I will most likely buy new, but it seems to me that the path of the trunnion travels is dominantly on the top ÂĽ and never goes around. The weight of the car must sit right there, so if there is a little slop it would be at the bottom and perhaps a small amount of play would sit at the bottom and do no harm, but again I guess when I hit something on the road the force would go up. Again it is one of those deals like the rocker bushing where the bushing seems to wear less than the hard steel.
That's actually a common problem when the wear is caused by abrasive dirt in the joint.
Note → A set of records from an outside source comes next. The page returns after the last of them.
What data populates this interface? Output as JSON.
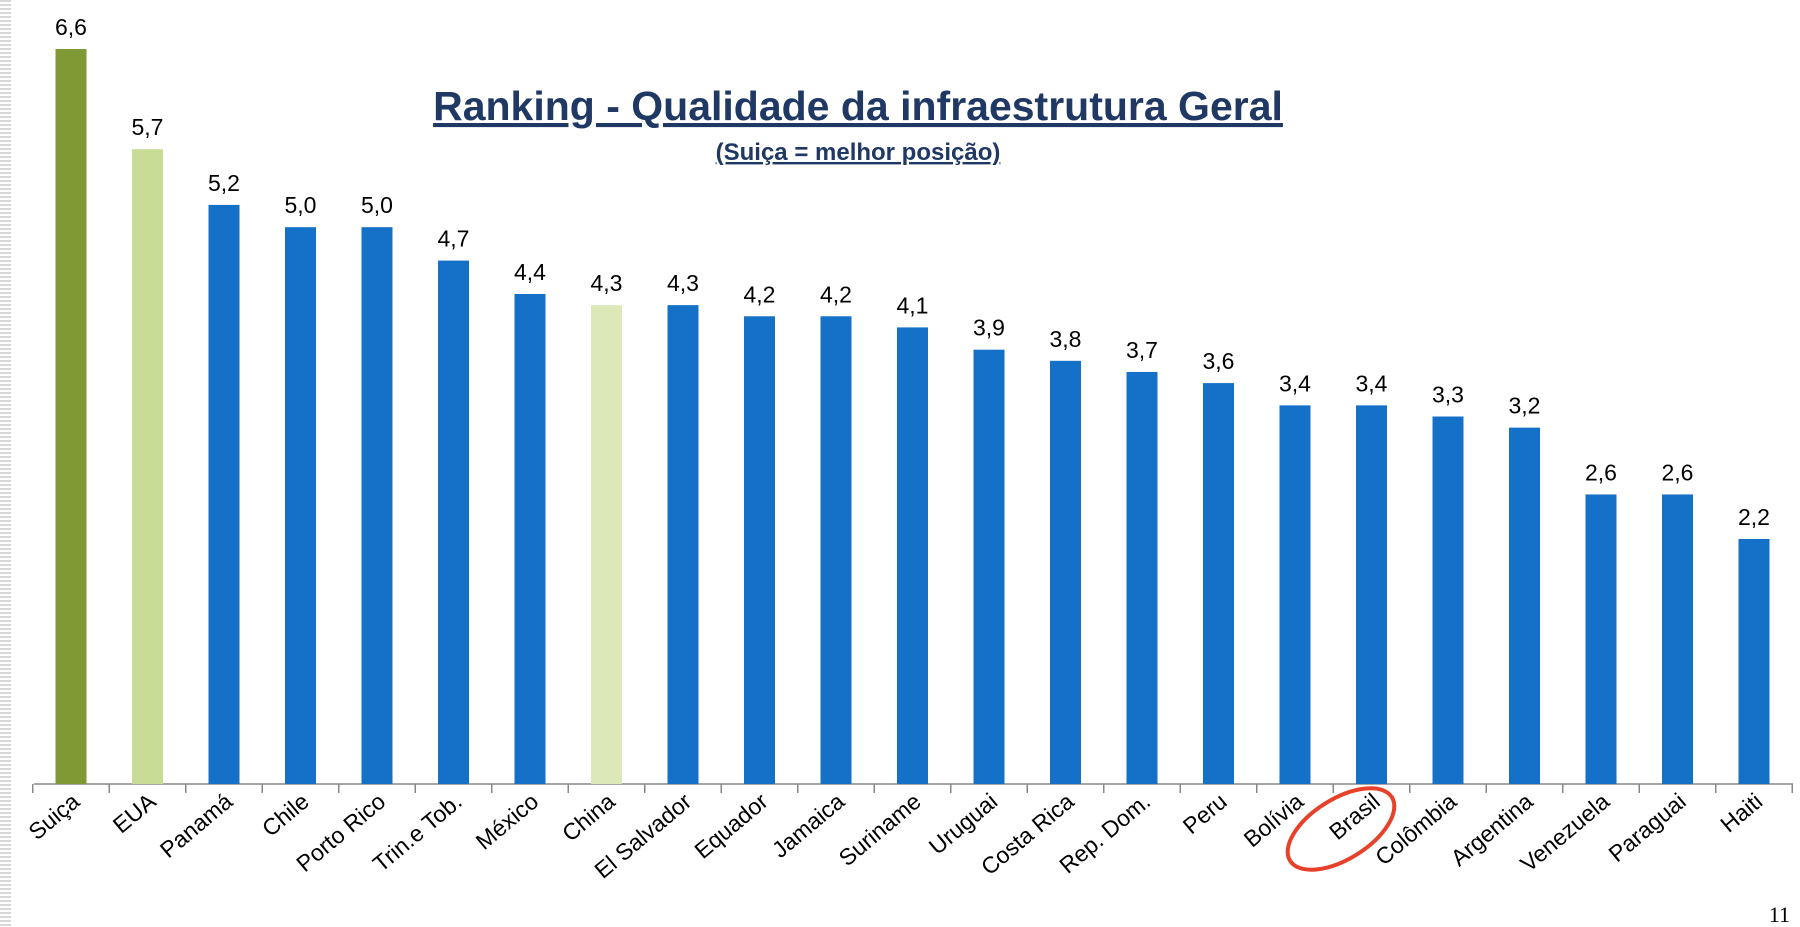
{
  "chart_data": {
    "type": "bar",
    "title": "Ranking - Qualidade da infraestrutura Geral",
    "subtitle": "(Suiça = melhor posição)",
    "page_number": "11",
    "categories": [
      "Suiça",
      "EUA",
      "Panamá",
      "Chile",
      "Porto Rico",
      "Trin.e Tob.",
      "México",
      "China",
      "El Salvador",
      "Equador",
      "Jamaica",
      "Suriname",
      "Uruguai",
      "Costa Rica",
      "Rep. Dom.",
      "Peru",
      "Bolívia",
      "Brasil",
      "Colômbia",
      "Argentina",
      "Venezuela",
      "Paraguai",
      "Haiti"
    ],
    "values": [
      6.6,
      5.7,
      5.2,
      5.0,
      5.0,
      4.7,
      4.4,
      4.3,
      4.3,
      4.2,
      4.2,
      4.1,
      3.9,
      3.8,
      3.7,
      3.6,
      3.4,
      3.4,
      3.3,
      3.2,
      2.6,
      2.6,
      2.2
    ],
    "value_labels": [
      "6,6",
      "5,7",
      "5,2",
      "5,0",
      "5,0",
      "4,7",
      "4,4",
      "4,3",
      "4,3",
      "4,2",
      "4,2",
      "4,1",
      "3,9",
      "3,8",
      "3,7",
      "3,6",
      "3,4",
      "3,4",
      "3,3",
      "3,2",
      "2,6",
      "2,6",
      "2,2"
    ],
    "colors": [
      "#7f9a34",
      "#c9dc96",
      "#1570c8",
      "#1570c8",
      "#1570c8",
      "#1570c8",
      "#1570c8",
      "#dce8b8",
      "#1570c8",
      "#1570c8",
      "#1570c8",
      "#1570c8",
      "#1570c8",
      "#1570c8",
      "#1570c8",
      "#1570c8",
      "#1570c8",
      "#1570c8",
      "#1570c8",
      "#1570c8",
      "#1570c8",
      "#1570c8",
      "#1570c8"
    ]
  }
}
The particles embed themselves into the softer side, and then abrade the harder surface. (Kind of the way a diamond hone works, with specks of diamond embedded in a soft metal.) However, I've usually found that the bushes in the A-arms were pretty badly worn as well.
Definitely, all the load is on one side, the other side doesn't wear at all. If you think about it, the entire weight of that corner is resting on those two trunnions, and the arm only rotates by a few degrees. The only time the other side of the pin comes into play at all is when the suspension is at full droop against the stop (and you've gone airborne). And even then, it only carries the weight of the wheel, vertical link and brake caliper.
Many years ago, I "made do" by having the trunnion pins ground back to nearly round and installing new bushings without reaming them. It worked out well enough; but not something I would recommend to others. The machinist said the pins were too hard to cut in the lathe, they had to be ground. But I wasn't there when he did the work, it was a "friend of a friend" deal.
Another concern is wear in the threads inside the casting. Kind of hard to assess accurately, but those threads are also carrying the entire weight of the car. If they break, the results will not be pleasant.